The GCs winning hard bids with competitive sub coverage aren’t spending more time managing relationships. They’re spending that time earlier, before the urgency, before the deadline, when a five-minute check-in costs nothing and pays out when it counts.

Comms Center keeps a full logged history of every call, text, and email with every sub, so the relationship doesn’t live in one estimator’s memory. When bid day arrives, you can see exactly who’s been engaged, who’s gone quiet, and where follow-up is needed before it becomes a coverage gap. Learn more at commscenter.com.

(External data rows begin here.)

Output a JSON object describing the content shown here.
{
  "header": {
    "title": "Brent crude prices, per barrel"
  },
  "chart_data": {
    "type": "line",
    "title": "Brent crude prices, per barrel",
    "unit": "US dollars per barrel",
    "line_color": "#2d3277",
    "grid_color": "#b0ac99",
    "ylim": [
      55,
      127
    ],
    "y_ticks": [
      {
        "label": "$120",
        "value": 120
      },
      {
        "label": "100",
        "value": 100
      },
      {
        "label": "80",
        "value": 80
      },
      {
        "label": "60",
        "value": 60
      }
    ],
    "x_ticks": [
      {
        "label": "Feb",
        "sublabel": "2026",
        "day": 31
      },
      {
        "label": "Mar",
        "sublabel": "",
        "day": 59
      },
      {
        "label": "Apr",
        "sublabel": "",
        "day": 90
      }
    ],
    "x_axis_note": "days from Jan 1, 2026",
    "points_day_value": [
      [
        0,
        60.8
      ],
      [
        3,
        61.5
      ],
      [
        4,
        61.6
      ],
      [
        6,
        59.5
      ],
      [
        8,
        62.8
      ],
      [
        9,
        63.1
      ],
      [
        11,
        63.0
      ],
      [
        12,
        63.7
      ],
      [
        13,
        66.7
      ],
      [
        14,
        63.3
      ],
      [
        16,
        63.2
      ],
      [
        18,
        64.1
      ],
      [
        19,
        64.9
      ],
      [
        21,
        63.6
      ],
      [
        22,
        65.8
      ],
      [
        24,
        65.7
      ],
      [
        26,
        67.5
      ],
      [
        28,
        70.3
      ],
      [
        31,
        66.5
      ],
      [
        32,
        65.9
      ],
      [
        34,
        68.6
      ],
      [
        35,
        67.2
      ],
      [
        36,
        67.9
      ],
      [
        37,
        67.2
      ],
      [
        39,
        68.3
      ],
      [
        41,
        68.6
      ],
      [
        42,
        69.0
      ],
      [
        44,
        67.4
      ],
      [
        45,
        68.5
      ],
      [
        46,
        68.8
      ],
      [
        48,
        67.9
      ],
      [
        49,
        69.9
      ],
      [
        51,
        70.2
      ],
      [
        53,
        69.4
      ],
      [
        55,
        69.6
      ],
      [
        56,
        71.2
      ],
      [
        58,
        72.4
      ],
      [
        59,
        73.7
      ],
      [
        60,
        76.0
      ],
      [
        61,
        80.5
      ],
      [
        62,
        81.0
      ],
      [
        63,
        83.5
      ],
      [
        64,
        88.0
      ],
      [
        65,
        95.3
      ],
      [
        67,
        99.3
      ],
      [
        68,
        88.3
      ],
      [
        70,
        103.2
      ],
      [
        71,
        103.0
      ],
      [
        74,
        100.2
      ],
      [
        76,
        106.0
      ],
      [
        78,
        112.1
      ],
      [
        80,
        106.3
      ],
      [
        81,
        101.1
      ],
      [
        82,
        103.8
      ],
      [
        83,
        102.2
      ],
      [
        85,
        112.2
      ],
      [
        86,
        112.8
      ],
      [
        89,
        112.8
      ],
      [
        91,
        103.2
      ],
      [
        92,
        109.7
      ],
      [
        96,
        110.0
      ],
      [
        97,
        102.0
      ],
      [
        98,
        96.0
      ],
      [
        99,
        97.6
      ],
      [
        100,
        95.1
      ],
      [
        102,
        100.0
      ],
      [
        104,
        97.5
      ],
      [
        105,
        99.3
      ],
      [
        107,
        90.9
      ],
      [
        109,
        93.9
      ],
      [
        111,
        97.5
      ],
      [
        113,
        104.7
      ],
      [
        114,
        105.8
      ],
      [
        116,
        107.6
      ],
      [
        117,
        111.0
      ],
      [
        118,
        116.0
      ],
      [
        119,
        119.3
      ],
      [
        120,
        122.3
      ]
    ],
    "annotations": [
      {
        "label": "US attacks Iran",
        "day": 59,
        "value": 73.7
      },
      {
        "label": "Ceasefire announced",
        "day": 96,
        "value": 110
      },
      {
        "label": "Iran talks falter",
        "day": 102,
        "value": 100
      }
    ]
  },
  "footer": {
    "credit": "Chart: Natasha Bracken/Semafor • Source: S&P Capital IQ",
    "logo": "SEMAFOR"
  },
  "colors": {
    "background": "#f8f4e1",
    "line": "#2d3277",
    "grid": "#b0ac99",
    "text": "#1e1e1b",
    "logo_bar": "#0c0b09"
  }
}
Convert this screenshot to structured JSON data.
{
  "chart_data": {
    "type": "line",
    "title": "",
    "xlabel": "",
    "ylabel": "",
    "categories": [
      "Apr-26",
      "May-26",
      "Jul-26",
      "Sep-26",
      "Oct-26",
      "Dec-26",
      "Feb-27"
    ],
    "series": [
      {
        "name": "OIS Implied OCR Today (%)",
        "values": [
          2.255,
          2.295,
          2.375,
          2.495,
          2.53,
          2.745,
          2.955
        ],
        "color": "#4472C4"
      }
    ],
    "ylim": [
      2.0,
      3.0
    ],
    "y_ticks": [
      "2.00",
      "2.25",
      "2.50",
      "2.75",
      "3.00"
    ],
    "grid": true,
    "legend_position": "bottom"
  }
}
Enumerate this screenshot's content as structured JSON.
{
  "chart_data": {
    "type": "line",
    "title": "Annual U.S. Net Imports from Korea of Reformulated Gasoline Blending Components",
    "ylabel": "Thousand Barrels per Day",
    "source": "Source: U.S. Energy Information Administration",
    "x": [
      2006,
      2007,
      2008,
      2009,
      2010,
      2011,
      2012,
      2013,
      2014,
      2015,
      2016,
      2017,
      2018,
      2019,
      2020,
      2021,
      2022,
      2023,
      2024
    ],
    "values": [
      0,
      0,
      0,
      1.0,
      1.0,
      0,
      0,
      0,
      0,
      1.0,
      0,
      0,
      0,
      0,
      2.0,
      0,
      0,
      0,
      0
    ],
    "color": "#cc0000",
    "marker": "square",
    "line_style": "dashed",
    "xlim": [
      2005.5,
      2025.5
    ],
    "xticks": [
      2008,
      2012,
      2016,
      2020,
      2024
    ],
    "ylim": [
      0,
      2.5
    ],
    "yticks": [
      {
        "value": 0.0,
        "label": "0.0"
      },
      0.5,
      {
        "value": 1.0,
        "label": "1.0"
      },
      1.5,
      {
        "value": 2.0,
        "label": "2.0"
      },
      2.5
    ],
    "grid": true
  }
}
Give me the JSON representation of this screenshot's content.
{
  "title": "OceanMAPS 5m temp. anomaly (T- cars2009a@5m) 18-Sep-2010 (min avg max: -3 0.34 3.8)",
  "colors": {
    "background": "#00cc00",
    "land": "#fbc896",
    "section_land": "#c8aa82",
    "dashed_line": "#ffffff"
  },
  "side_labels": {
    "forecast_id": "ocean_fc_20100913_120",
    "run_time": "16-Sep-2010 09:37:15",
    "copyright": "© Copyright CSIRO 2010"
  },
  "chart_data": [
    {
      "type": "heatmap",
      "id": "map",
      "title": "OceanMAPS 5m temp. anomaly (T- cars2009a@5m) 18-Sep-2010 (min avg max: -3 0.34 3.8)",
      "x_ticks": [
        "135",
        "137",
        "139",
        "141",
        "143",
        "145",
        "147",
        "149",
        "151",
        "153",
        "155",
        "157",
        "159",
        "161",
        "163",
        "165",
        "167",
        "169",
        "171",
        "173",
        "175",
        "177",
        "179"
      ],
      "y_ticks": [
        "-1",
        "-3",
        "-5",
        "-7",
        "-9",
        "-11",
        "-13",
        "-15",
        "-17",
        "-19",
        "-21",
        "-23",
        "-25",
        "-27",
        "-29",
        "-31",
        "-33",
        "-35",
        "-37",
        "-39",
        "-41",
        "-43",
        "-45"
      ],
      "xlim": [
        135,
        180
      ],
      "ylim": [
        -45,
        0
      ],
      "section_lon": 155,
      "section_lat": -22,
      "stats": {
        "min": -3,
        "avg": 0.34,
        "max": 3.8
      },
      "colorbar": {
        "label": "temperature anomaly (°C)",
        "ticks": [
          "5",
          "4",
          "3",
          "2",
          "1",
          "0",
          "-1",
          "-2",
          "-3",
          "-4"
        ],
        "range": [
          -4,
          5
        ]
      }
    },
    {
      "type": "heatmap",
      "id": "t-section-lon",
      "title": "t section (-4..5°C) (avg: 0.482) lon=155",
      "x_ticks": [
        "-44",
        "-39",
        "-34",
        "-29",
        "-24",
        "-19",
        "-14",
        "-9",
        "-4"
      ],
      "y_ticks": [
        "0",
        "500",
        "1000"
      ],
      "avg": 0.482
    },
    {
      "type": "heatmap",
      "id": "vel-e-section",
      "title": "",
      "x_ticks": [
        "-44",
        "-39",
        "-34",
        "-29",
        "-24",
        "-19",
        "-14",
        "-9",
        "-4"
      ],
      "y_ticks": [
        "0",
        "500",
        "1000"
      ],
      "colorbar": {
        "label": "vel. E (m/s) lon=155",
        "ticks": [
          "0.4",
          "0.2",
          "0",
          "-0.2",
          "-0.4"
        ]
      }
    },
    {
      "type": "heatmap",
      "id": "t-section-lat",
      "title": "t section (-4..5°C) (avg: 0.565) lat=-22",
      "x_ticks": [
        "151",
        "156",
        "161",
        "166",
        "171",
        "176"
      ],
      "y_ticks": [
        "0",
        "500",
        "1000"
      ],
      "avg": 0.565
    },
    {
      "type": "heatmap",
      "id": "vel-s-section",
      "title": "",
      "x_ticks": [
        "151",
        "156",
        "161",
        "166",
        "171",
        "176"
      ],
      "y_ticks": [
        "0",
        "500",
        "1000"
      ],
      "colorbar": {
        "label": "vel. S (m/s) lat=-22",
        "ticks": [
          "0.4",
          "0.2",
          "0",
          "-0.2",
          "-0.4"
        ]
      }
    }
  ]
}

Frequently Asked Questions

Why do subcontractors prioritize some GCs over others when they're overloaded?
Subs prioritize GCs they trust to pay on time, communicate clearly, and treat their numbers fairly. A GC that uses bids as price checks or goes quiet after awards loses credibility fast. When a sub has to choose which bid to finish by deadline, the GC they know and respect gets finished first.
How often should a GC be in contact with key subs when there's no active bid?
There's no fixed cadence, but the goal is to stay present without having an ask every time. Closing the loop after a bid awards, checking in before a busy season, or acknowledging a sub's work on a completed job are all low-cost touchpoints that compound over time. Once or twice a quarter per key sub is enough to stay off the 'interchangeable GC' list.
Is it worth maintaining sub relationships on trade scopes where you always get multiple bids?
Yes, because multiple bids today doesn't mean multiple bids on the next job. Market conditions, capacity constraints, and project complexity shift constantly. The GCs with the deepest relationships have coverage options even when subs are stretched thin. Building those relationships only after coverage gets tight is too late.